Aerial View, Stoke

Recent Photograph of Aerial View (Stoke)

This little cluster of one house, and two farm-steads is sited on an eastward-facing slope of the Derwent Valley, just outside Grindleford. The original aerial photograph has been ‘enhanced’ to remove 20th century additions to the houses, to show each of them more nearly approximating their basic plan of ‘two-up, two-down’.

The houses themselves are believed to date from the 17th century. The one in the middle, where I was born, had the appearance of being built in two separate stages, with the older part (‘one-up, one-down’) on the right, with signs of another doorway at the right hand end which had been blocked up, and a definite “join” in the stonework in the middle of the property above the present doorway.

Alternatively, if the middle divide is not significant, it might have been simply the doorway where the animals went in and the plan would have been of the traditional ‘long house’, where equal floorspace was devoted to animal welfare.

However within living memory there is no record of it ever being a farmstead, whereas the other two houses were working farmsteads, with the buildings nearest to them used for cattle, and storing hay. The one at the top of the photograph (west of the site) has a cellar, and so rumour had it, the ghost of a former resident, a nurse.
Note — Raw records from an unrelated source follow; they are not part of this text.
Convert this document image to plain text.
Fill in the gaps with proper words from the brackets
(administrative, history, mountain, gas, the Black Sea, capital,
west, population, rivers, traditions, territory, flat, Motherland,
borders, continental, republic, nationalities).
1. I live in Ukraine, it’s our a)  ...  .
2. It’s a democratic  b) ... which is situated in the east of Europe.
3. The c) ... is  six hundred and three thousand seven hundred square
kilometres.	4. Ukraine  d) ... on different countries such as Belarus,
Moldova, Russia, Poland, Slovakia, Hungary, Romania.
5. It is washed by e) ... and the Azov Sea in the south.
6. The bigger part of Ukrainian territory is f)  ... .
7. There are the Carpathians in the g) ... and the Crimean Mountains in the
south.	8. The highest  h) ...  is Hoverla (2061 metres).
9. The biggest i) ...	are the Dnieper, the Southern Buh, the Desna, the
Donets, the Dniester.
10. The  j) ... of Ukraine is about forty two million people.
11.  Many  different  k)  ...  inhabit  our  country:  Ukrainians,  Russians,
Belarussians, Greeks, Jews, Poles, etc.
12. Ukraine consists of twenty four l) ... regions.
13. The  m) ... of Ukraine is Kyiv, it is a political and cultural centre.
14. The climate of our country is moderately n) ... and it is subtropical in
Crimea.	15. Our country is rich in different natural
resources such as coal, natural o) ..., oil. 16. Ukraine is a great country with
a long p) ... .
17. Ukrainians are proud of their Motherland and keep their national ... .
Neither is there any record of it providing accommodation for more than one household. The Stoke 1901 Census return would have included these properties, but it has been impossible for me to determine which houses were which, so whilst there appear to be more households recorded at Goatscliffe than at present, it has not been possible to establish whether that was because the present buildings may have had separate entrances for more than one household, or whether separate buildings existed, which have since been abandoned. There is some evidence of the latter being the case elsewhere in the area, as my mother referred to an old man named Robert Higginbotham living in a property which is now derelict, “underneath the road” - that is, on the slope down from the Stoke Road (B6001) to the River Derwent.

If this was the Robert Higginbotham in the parish records, he died in 1851 (buried 26 Dec 1851 at Eyam), which was 50-plus years before she was born! But even so, this does not mean the tradition was inaccurate... people in country districts do have long memories!

The image is taken from a purchased aerial photograph in June 1962.

(Information provided by Rosemary Lockie)

Image contributed by Rosemary Lockie on 26th October 2002.